Sinds haar ontstaan draagt de Arendonke heemkring de naam “Als Ice Can”. Regelmatig krijgen wij de vraag hoe je dit uitspreekt. Sommigen denken zelfs dat het Engels is. Maar niets is minder waar. De naam geldt in wijdverspreide kring als de lijfspreuk van Jan Van Eyck, de Vlaamse Primitief die onder meer het Lam Gods op zijn actief heeft, het wereldberoemde veelpaneel in de Sint-Baafskathedraal te Gent.

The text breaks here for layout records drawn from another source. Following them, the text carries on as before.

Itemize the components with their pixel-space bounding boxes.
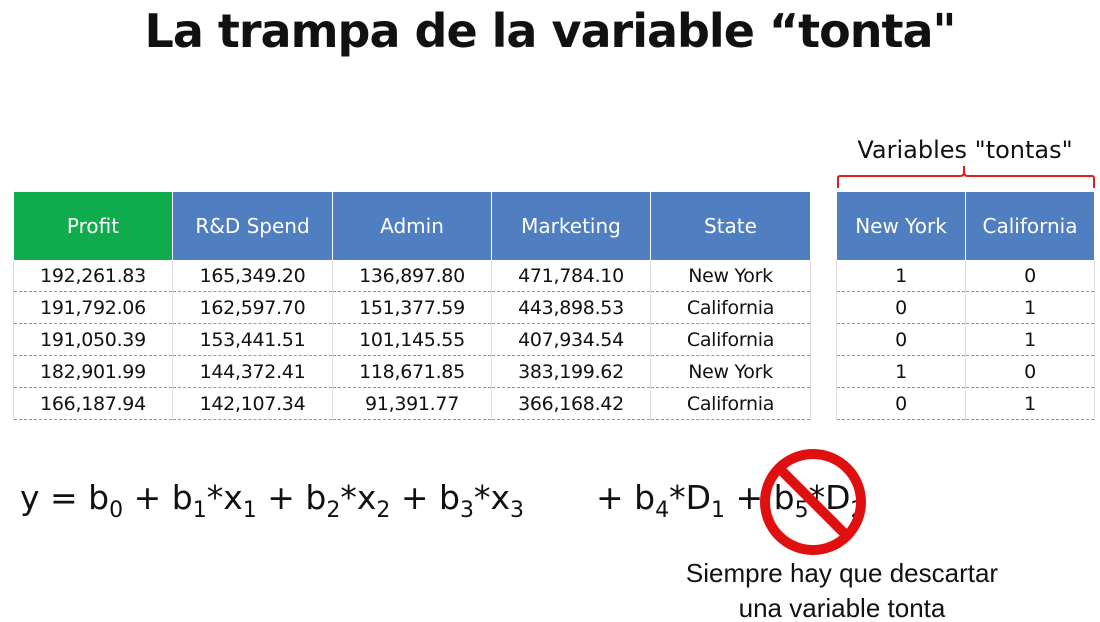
column-header-admin: Admin [332,192,492,260]
table-row: 0 1 [836,323,1095,356]
cell-rd-spend: 165,349.20 [172,260,333,292]
column-header-rd-spend: R&D Spend [172,192,333,260]
column-header-state: State [650,192,811,260]
dummy-variables-table: New York California 1 0 0 1 0 1 1 0 0 [836,192,1095,420]
table-row: 1 0 [836,355,1095,388]
eq-y: y [20,478,40,517]
table-header-row: New York California [836,192,1095,260]
cell-california: 1 [965,387,1095,420]
eq-times: * [669,478,686,517]
eq-subscript: 3 [459,498,474,523]
cell-new-york: 1 [836,355,966,388]
cell-marketing: 383,199.62 [491,355,651,388]
eq-subscript: 5 [794,498,809,523]
eq-b: b [305,478,327,517]
note-line-2: una variable tonta [738,593,946,622]
table-row: 191,050.39 153,441.51 101,145.55 407,934… [13,323,811,356]
cell-admin: 101,145.55 [332,323,492,356]
cell-california: 1 [965,323,1095,356]
table-row: 0 1 [836,387,1095,420]
discard-note: Siempre hay que descartar una variable t… [640,556,1044,622]
eq-b: b [773,478,795,517]
eq-subscript: 2 [326,498,341,523]
cell-admin: 136,897.80 [332,260,492,292]
eq-subscript: 1 [242,498,257,523]
cell-rd-spend: 162,597.70 [172,291,333,324]
eq-subscript: 0 [109,498,124,523]
eq-plus: + [256,478,306,517]
eq-x: x [356,478,377,517]
cell-marketing: 366,168.42 [491,387,651,420]
cell-profit: 182,901.99 [13,355,173,388]
column-header-marketing: Marketing [491,192,651,260]
cell-admin: 91,391.77 [332,387,492,420]
cell-state: California [650,387,811,420]
cell-new-york: 0 [836,387,966,420]
eq-times: * [206,478,224,517]
curly-bracket-icon [837,166,1095,188]
cell-new-york: 1 [836,260,966,292]
data-table: Profit R&D Spend Admin Marketing State 1… [13,192,811,420]
table-row: 0 1 [836,291,1095,324]
cell-marketing: 443,898.53 [491,291,651,324]
column-header-profit: Profit [13,192,173,260]
regression-equation: y = b0 + b1*x1 + b2*x2 + b3*x3 [20,478,524,523]
cell-rd-spend: 144,372.41 [172,355,333,388]
cell-rd-spend: 153,441.51 [172,323,333,356]
cell-state: New York [650,260,811,292]
slide-title: La trampa de la variable “tonta" [144,4,957,58]
cell-california: 1 [965,291,1095,324]
cell-state: New York [650,355,811,388]
eq-plus: + [123,478,172,517]
column-header-california: California [965,192,1095,260]
eq-d: D [825,478,851,517]
cell-profit: 166,187.94 [13,387,173,420]
cell-state: California [650,323,811,356]
table-row: 166,187.94 142,107.34 91,391.77 366,168.… [13,387,811,420]
eq-times: * [473,478,491,517]
dummy-variables-label: Variables "tontas" [857,136,1073,164]
eq-b: b [439,478,460,517]
eq-b: b [171,478,193,517]
cell-admin: 151,377.59 [332,291,492,324]
cell-california: 0 [965,355,1095,388]
cell-admin: 118,671.85 [332,355,492,388]
cell-profit: 192,261.83 [13,260,173,292]
table-row: 1 0 [836,260,1095,292]
cell-profit: 191,792.06 [13,291,173,324]
cell-marketing: 407,934.54 [491,323,651,356]
cell-rd-spend: 142,107.34 [172,387,333,420]
cell-marketing: 471,784.10 [491,260,651,292]
table-row: 182,901.99 144,372.41 118,671.85 383,199… [13,355,811,388]
eq-plus: + [390,478,440,517]
cell-new-york: 0 [836,323,966,356]
eq-times: * [340,478,357,517]
eq-plus: + [596,478,635,517]
eq-subscript: 2 [376,498,391,523]
eq-d: D [685,478,712,517]
eq-equals: = [39,478,89,517]
eq-subscript: 1 [192,498,207,523]
cell-state: California [650,291,811,324]
eq-plus: + [725,478,774,517]
eq-b: b [88,478,110,517]
no-entry-icon [760,449,866,555]
eq-subscript: 1 [711,498,726,523]
eq-subscript: 4 [655,498,670,523]
table-row: 191,792.06 162,597.70 151,377.59 443,898… [13,291,811,324]
note-line-1: Siempre hay que descartar [685,558,999,588]
cell-california: 0 [965,260,1095,292]
table-header-row: Profit R&D Spend Admin Marketing State [13,192,811,260]
cell-new-york: 0 [836,291,966,324]
eq-b: b [634,478,656,517]
cell-profit: 191,050.39 [13,323,173,356]
eq-subscript: 3 [510,498,524,523]
eq-x: x [223,478,243,517]
column-header-new-york: New York [836,192,966,260]
eq-x: x [490,478,510,517]
table-row: 192,261.83 165,349.20 136,897.80 471,784… [13,260,811,292]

Nochtans staat dit motto niet vermeld op het Lam Gods… Het wordt vermeld op slechts enkele werken van Jan Van Eyck, en dan nog op de kaders. Bovendien is het zelfs nooit bewezen dat de zinsnede betekent hetgeen wij er vandaag van maken: een motto ter uitdrukking van nederige trots vanwege Jan Van Eyck over zijn meesterschap.

Luc Vanhove maakte eind 2018 een uitgebreide studie voor het Heemnieuws, waarin verschillende aspecten over de zinsnede worden uitgediept. Hij poogt er ook een betekenis aan te geven en werd daarin bijgestaan door dhr. Daan Van Heesch en prof. dr. Jan Van der Stock van de Universiteit Leuven, mevr. M. Parez, adjunct-conservator te Brugge en mevr. Vanessa Paumen, Coördinator Vlaams Onderzoekscentrum voor de Kunst in de Bourgondische Nederlanden.

De tekst is geschreven in Griekse antieke hoofdletters, waardoor hij lange tijd quasi onleesbaar was. Het is pas in de 19de eeuw dat kunstonderzoekers er een betekenis aan toekenden.

De tekst heeft alle kenmerken van een soort Middeleeuws meme; eerder een beeld dan een tekst. Dit zou hout kunnen snijden, omdat een beeld voor de analfabete middeleeuwer gemakkelijker te interpreteren was dan een tekst. Spijtig voor ons is veel van de toenmalige Middeleeuwse symboliek terzake verloren gegaan in het veranderende wereldbeeld, waardoor een exacte betekenis ervan nu door ons niet meer kan vastgelegd worden.

De tekst in de schilderkunst heeft (waarschijnlijk) de invloed ondergaan van de toenmalige literatuur. Volgens middeleeuwenkenners komt de tekst “als ik kan” waarschijnlijk van een antieke zinsnede die reeds duizend jaar in gebruik was in de literatuur: “Ut potui (non sicut volui)”. Hetgeen tussen haakjes staat werd meestal weggelaten. Het betekende: “zoals ik kan (niet zoals ik zou willen)”. Hetgeen oorspronkelijk een verklaring van nederigheid van de schrijver was, die er zijn onderdanigheid aan de (antieke) goden mee uitdrukte. Hoewel de goden verdwenen bleef de zinsnede in gebruik als een soort versteende uitdrukking, later ook in streektaalvertalingen.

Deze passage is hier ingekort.